Apr 29, 2008 22:21
First let me update you on my life.
SCHOOL: I had to work 120 hours (externship--no pay) for the past month. I basically was at school 6 days a week and working 30 hours a week lol. But the experience was AWESOME! Right now I'm taking finals, I have 2 more to do this coming friday and sat. Then in June I'll be taking my licensure test!!
Work: uhm yeah I haven't been working the past 2 months. Yeah yeah I know I'm such a bum. I couldn't find the time or energy--school sucked the blood out of me!!
Relationship: I can't complain and it feels like i'm in a dream! And we've been traveling like crazy :-D
Friendship: So this friend and I have been pretty close since Junior year of high school. So we've been through a lot together! I remember I'd always chauffer her around from that year until senior year of college! Then she moved to california, where she met her bf, and basically got a little distant with me. I mean we called each other but it just wasn't the same b/c we never got to see each other and she doesn't really tell me about her personal life stories as much. The past 4 months or so I haven't been telling her about my problems or my personal life b/c she always criticizes me for everything I do (well mostly my bad decisions). Well on Thursday, April 24 she asked me about how my finances were going and I told her fine. She blew up in my face.
She doesn't like the fact that I don't listen to any of my friend's advices and the fact that I make poor decisions. I'm sorry I'm only human, isn't that what we're suppose to do? I mean everyone has their right to their opinions and life, we all ive our own lives. Friends are here for our comfort, support, and unconditional love not for controlling our lives and putting us down when we make wrong decisions! *sighs*
It just frustrates me when people take me for granted. I've done so much for her and been through so much together. But if she thinks that her life would be off w/out me then so be it! She said she wants our friendship to go on a break and in 3-4 months if my life straightens out, then I can decide if i want to continue a real friendship. AGHHH!!

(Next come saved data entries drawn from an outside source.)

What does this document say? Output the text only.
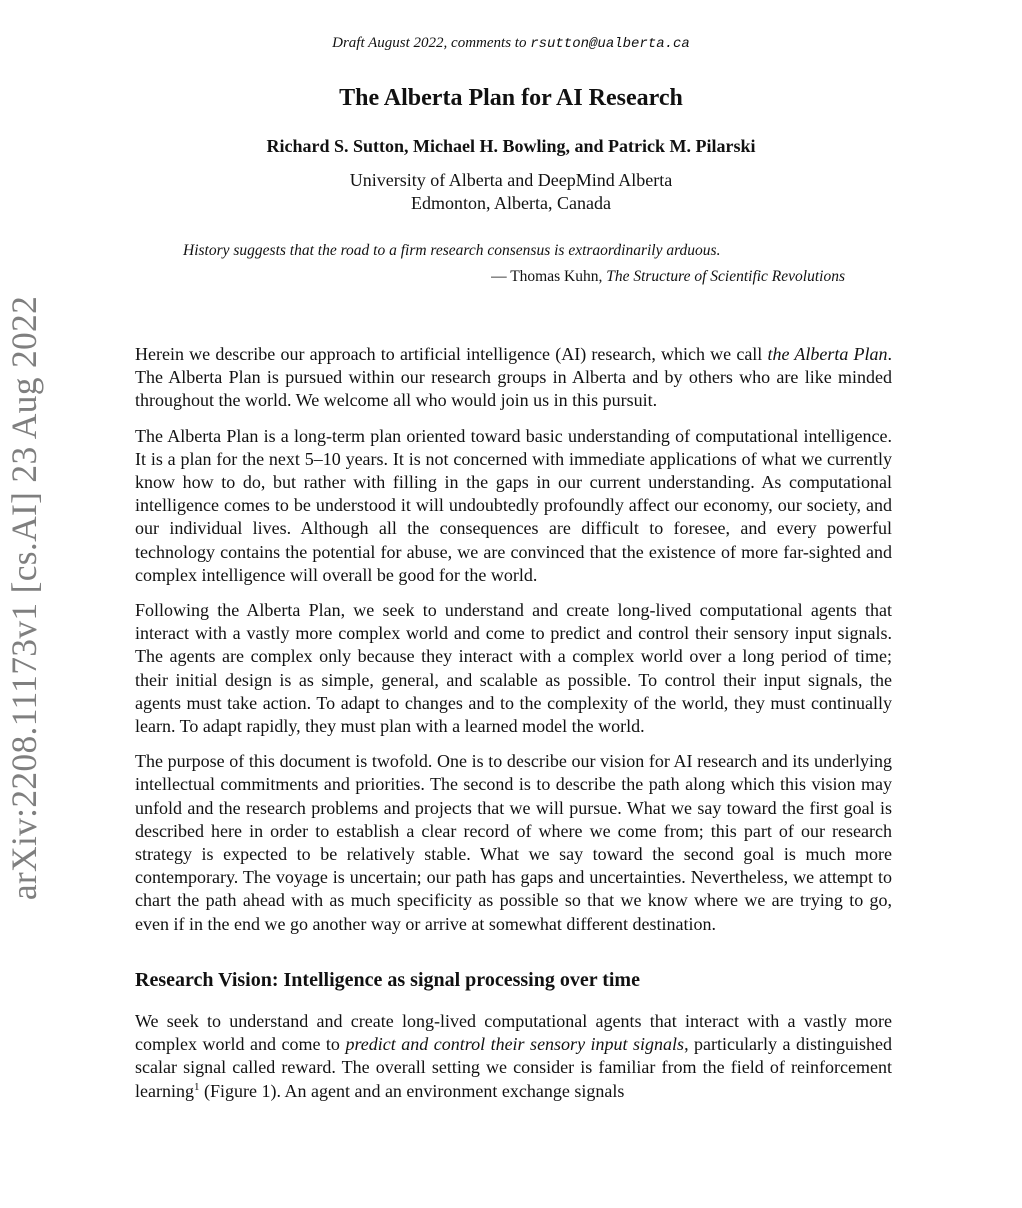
arXiv:2208.11173v1 [cs.AI] 23 Aug 2022
Draft August 2022, comments to rsutton@ualberta.ca
The Alberta Plan for AI Research
Richard S. Sutton, Michael H. Bowling, and Patrick M. Pilarski
University of Alberta and DeepMind Alberta
Edmonton, Alberta, Canada
History suggests that the road to a firm research consensus is extraordinarily arduous.
— Thomas Kuhn, The Structure of Scientific Revolutions

Herein we describe our approach to artificial intelligence (AI) research, which we call the Alberta Plan. The Alberta Plan is pursued within our research groups in Alberta and by others who are like minded throughout the world. We welcome all who would join us in this pursuit.

The Alberta Plan is a long-term plan oriented toward basic understanding of computational intelligence. It is a plan for the next 5–10 years. It is not concerned with immediate applications of what we currently know how to do, but rather with filling in the gaps in our current understanding. As computational intelligence comes to be understood it will undoubtedly profoundly affect our economy, our society, and our individual lives. Although all the consequences are difficult to foresee, and every powerful technology contains the potential for abuse, we are convinced that the existence of more far-sighted and complex intelligence will overall be good for the world.

Following the Alberta Plan, we seek to understand and create long-lived computational agents that interact with a vastly more complex world and come to predict and control their sensory input signals. The agents are complex only because they interact with a complex world over a long period of time; their initial design is as simple, general, and scalable as possible. To control their input signals, the agents must take action. To adapt to changes and to the complexity of the world, they must continually learn. To adapt rapidly, they must plan with a learned model the world.

The purpose of this document is twofold. One is to describe our vision for AI research and its underlying intellectual commitments and priorities. The second is to describe the path along which this vision may unfold and the research problems and projects that we will pursue. What we say toward the first goal is described here in order to establish a clear record of where we come from; this part of our research strategy is expected to be relatively stable. What we say toward the second goal is much more contemporary. The voyage is uncertain; our path has gaps and uncertainties. Nevertheless, we attempt to chart the path ahead with as much specificity as possible so that we know where we are trying to go, even if in the end we go another way or arrive at somewhat different destination.

Research Vision: Intelligence as signal processing over time

We seek to understand and create long-lived computational agents that interact with a vastly more complex world and come to predict and control their sensory input signals, particularly a distinguished scalar signal called reward. The overall setting we consider is familiar from the field of reinforcement learning$^1$ (Figure 1). An agent and an environment exchange signals
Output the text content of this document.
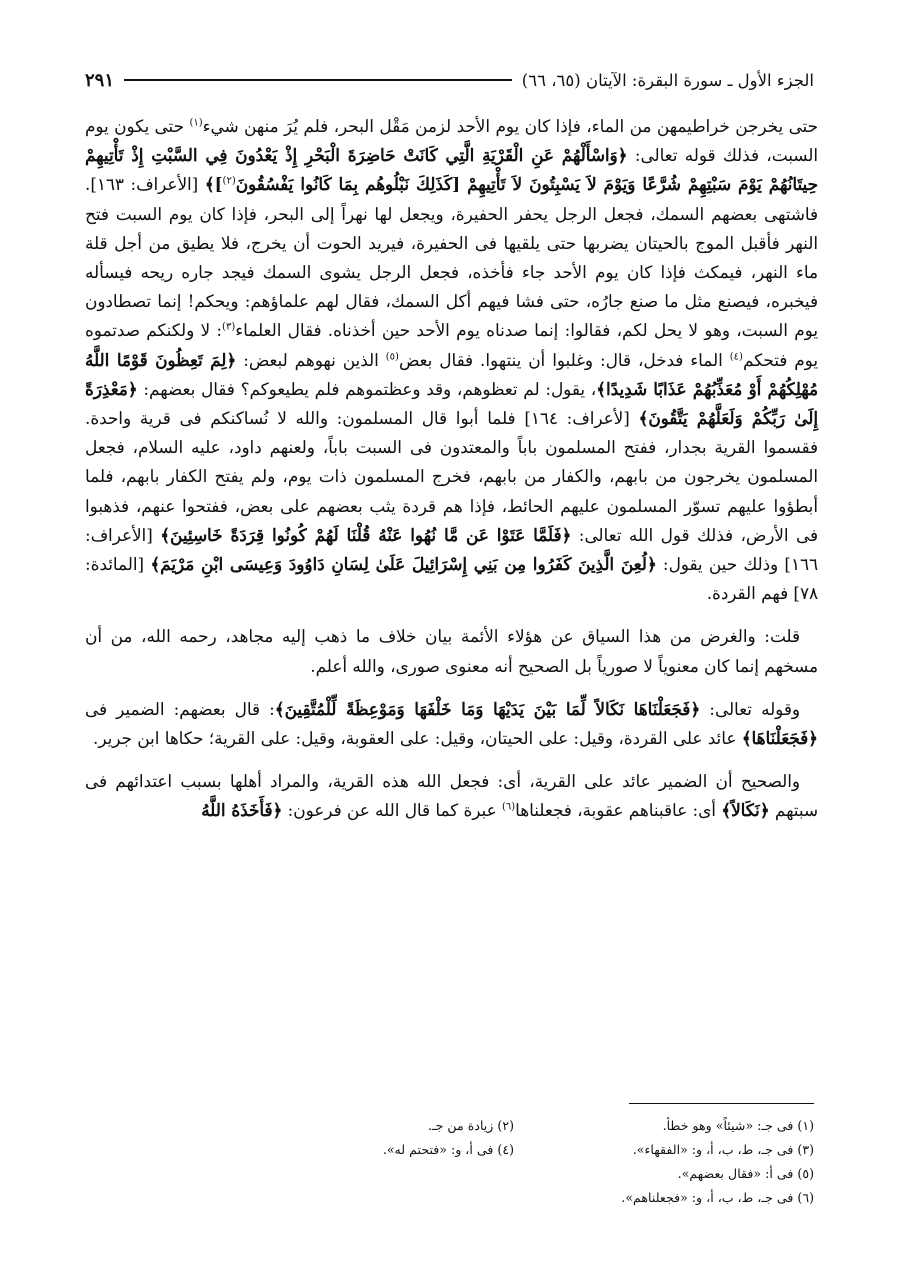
الجزء الأول ـ سورة البقرة: الآيتان (٦٥، ٦٦)
٢٩١

حتى يخرجن خراطيمهن من الماء، فإذا كان يوم الأحد لزمن مَقْل البحر، فلم يُرَ منهن شيء$^{(١)}$ حتى يكون يوم السبت، فذلك قوله تعالى: ﴿وَاسْأَلْهُمْ عَنِ الْقَرْيَةِ الَّتِي كَانَتْ حَاضِرَةَ الْبَحْرِ إِذْ يَعْدُونَ فِي السَّبْتِ إِذْ تَأْتِيهِمْ حِيتَانُهُمْ يَوْمَ سَبْتِهِمْ شُرَّعًا وَيَوْمَ لاَ يَسْبِتُونَ لاَ تَأْتِيهِمْ [كَذَلِكَ نَبْلُوهُم بِمَا كَانُوا يَفْسُقُونَ$^{(٢)}$]﴾ [الأعراف: ١٦٣]. فاشتهى بعضهم السمك، فجعل الرجل يحفر الحفيرة، ويجعل لها نهراً إلى البحر، فإذا كان يوم السبت فتح النهر فأقبل الموج بالحيتان يضربها حتى يلقيها فى الحفيرة، فيريد الحوت أن يخرج، فلا يطيق من أجل قلة ماء النهر، فيمكث فإذا كان يوم الأحد جاء فأخذه، فجعل الرجل يشوى السمك فيجد جاره ريحه فيسأله فيخبره، فيصنع مثل ما صنع جارُه، حتى فشا فيهم أكل السمك، فقال لهم علماؤهم: ويحكم! إنما تصطادون يوم السبت، وهو لا يحل لكم، فقالوا: إنما صدناه يوم الأحد حين أخذناه. فقال العلماء$^{(٣)}$: لا ولكنكم صدتموه يوم فتحكم$^{(٤)}$ الماء فدخل، قال: وغلبوا أن ينتهوا. فقال بعض$^{(٥)}$ الذين نهوهم لبعض: ﴿لِمَ تَعِظُونَ قَوْمًا اللَّهُ مُهْلِكُهُمْ أَوْ مُعَذِّبُهُمْ عَذَابًا شَدِيدًا﴾، يقول: لم تعظوهم، وقد وعظتموهم فلم يطيعوكم؟ فقال بعضهم: ﴿مَعْذِرَةً إِلَىٰ رَبِّكُمْ وَلَعَلَّهُمْ يَتَّقُونَ﴾ [لأعراف: ١٦٤] فلما أبوا قال المسلمون: والله لا نُساكنكم فى قرية واحدة. فقسموا القرية بجدار، ففتح المسلمون باباً والمعتدون فى السبت باباً، ولعنهم داود، عليه السلام، فجعل المسلمون يخرجون من بابهم، والكفار من بابهم، فخرج المسلمون ذات يوم، ولم يفتح الكفار بابهم، فلما أبطؤوا عليهم تسوّر المسلمون عليهم الحائط، فإذا هم قردة يثب بعضهم على بعض، ففتحوا عنهم، فذهبوا فى الأرض، فذلك قول الله تعالى: ﴿فَلَمَّا عَتَوْا عَن مَّا نُهُوا عَنْهُ قُلْنَا لَهُمْ كُونُوا قِرَدَةً خَاسِئِينَ﴾ [الأعراف: ١٦٦] وذلك حين يقول: ﴿لُعِنَ الَّذِينَ كَفَرُوا مِن بَنِي إِسْرَائِيلَ عَلَىٰ لِسَانِ دَاوُودَ وَعِيسَى ابْنِ مَرْيَمَ﴾ [المائدة: ٧٨] فهم القردة.

قلت: والغرض من هذا السياق عن هؤلاء الأئمة بيان خلاف ما ذهب إليه مجاهد، رحمه الله، من أن مسخهم إنما كان معنوياً لا صورياً بل الصحيح أنه معنوى صورى، والله أعلم.

وقوله تعالى: ﴿فَجَعَلْنَاهَا نَكَالاً لِّمَا بَيْنَ يَدَيْهَا وَمَا خَلْفَهَا وَمَوْعِظَةً لِّلْمُتَّقِينَ﴾: قال بعضهم: الضمير فى ﴿فَجَعَلْنَاهَا﴾ عائد على القردة، وقيل: على الحيتان، وقيل: على العقوبة، وقيل: على القرية؛ حكاها ابن جرير.

والصحيح أن الضمير عائد على القرية، أى: فجعل الله هذه القرية، والمراد أهلها بسبب اعتدائهم فى سبتهم ﴿نَكَالاً﴾ أى: عاقبناهم عقوبة، فجعلناها$^{(٦)}$ عبرة كما قال الله عن فرعون: ﴿فَأَخَذَهُ اللَّهُ

(١) فى جـ: «شيئاً» وهو خطأ.
(٢) زيادة من جـ.
(٣) فى جـ، ط، ب، أ، و: «الفقهاء».
(٤) فى أ، و: «فتحتم له».
(٥) فى أ: «فقال بعضهم».
(٦) فى جـ، ط، ب، أ، و: «فجعلناهم».
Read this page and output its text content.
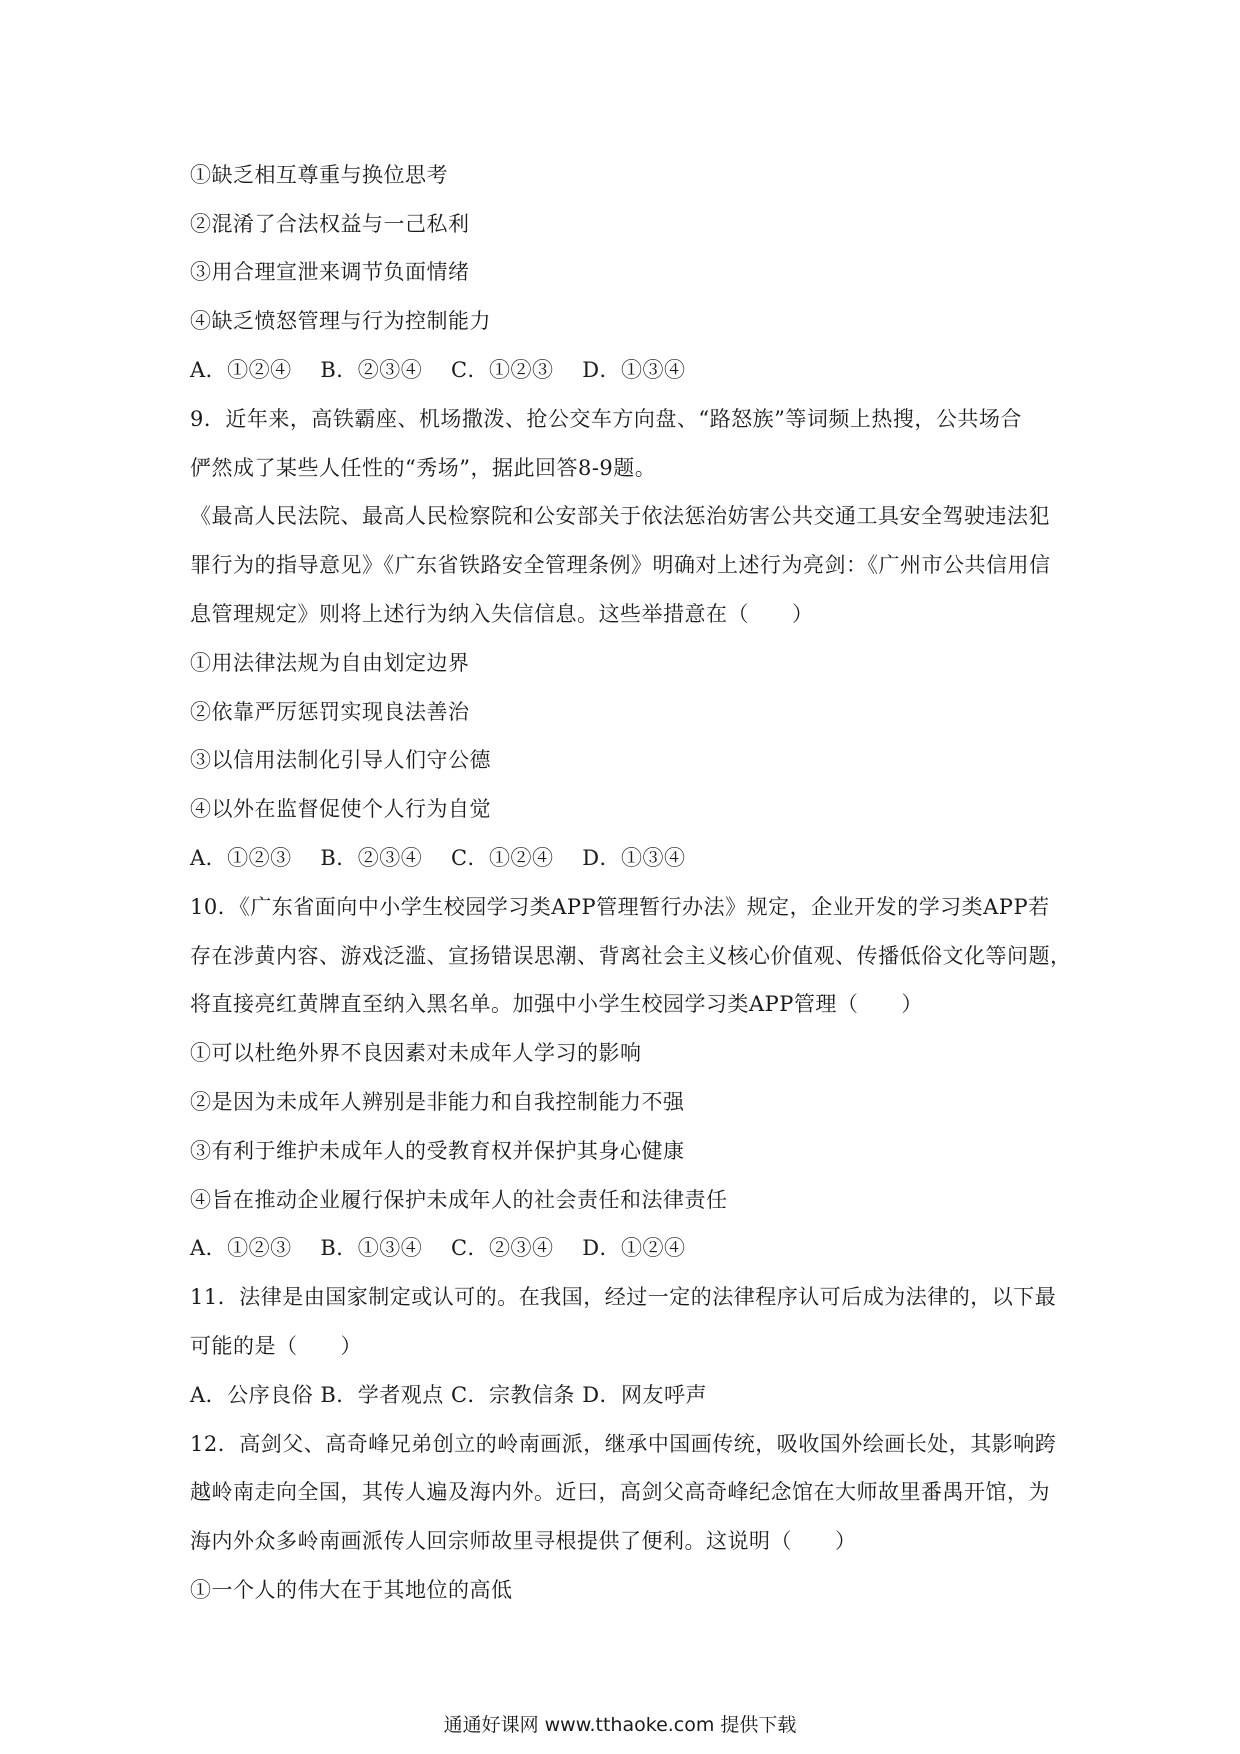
①缺乏相互尊重与换位思考
②混淆了合法权益与一己私利
③用合理宣泄来调节负面情绪
④缺乏愤怒管理与行为控制能力
A．①②④　 B．②③④　 C．①②③　 D．①③④
9．近年来，高铁霸座、机场撒泼、抢公交车方向盘、“路怒族”等词频上热搜，公共场合
俨然成了某些人任性的“秀场”，据此回答8-9题。
《最高人民法院、最高人民检察院和公安部关于依法惩治妨害公共交通工具安全驾驶违法犯
罪行为的指导意见》《广东省铁路安全管理条例》明确对上述行为亮剑：《广州市公共信用信
息管理规定》则将上述行为纳入失信信息。这些举措意在（　　）
①用法律法规为自由划定边界
②依靠严厉惩罚实现良法善治
③以信用法制化引导人们守公德
④以外在监督促使个人行为自觉
A．①②③　 B．②③④　 C．①②④　 D．①③④
10．《广东省面向中小学生校园学习类APP管理暂行办法》规定，企业开发的学习类APP若
存在涉黄内容、游戏泛滥、宣扬错误思潮、背离社会主义核心价值观、传播低俗文化等问题，
将直接亮红黄牌直至纳入黑名单。加强中小学生校园学习类APP管理（　　）
①可以杜绝外界不良因素对未成年人学习的影响
②是因为未成年人辨别是非能力和自我控制能力不强
③有利于维护未成年人的受教育权并保护其身心健康
④旨在推动企业履行保护未成年人的社会责任和法律责任
A．①②③　 B．①③④　 C．②③④　 D．①②④
11．法律是由国家制定或认可的。在我国，经过一定的法律程序认可后成为法律的，以下最
可能的是（　　）
A．公序良俗 B．学者观点 C．宗教信条 D．网友呼声
12．高剑父、高奇峰兄弟创立的岭南画派，继承中国画传统，吸收国外绘画长处，其影响跨
越岭南走向全国，其传人遍及海内外。近曰，高剑父高奇峰纪念馆在大师故里番禺开馆，为
海内外众多岭南画派传人回宗师故里寻根提供了便利。这说明（　　）
①一个人的伟大在于其地位的高低
通通好课网 www.tthaoke.com 提供下载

Ok I feel so much now that it's off my chest :-D
Today I went to visit my parents and wow I realize why I dont' want to live with them. The minute I got there my mom was fine but she was worrying over the fact about my dad. He PROMISED her that he would meet her at noon, take out some money for her dental appt, and that he'd go to work afterwards. Well, I was making tom yum soup and it was about 20 min before 1pm and my dad came strolling in. My mom scolded him for not keeping his promise and my dad retorted back saying that he's never met a woman who gets that angry over something so stupid. My mom commented, "Well I've never seen a guy who doesn't keep his promises!!"
At that moment I got so frustrated that when my dad asked me what i was making I just ignored him. Anywho, I took my mom to the dentist. I stood there while they extracted two of her teeth out. Wow it looked so painful and I hate seeing anyone that I love in pain :-(. I stayed with my mom til late afternoon and came back home to just relax and do nothing!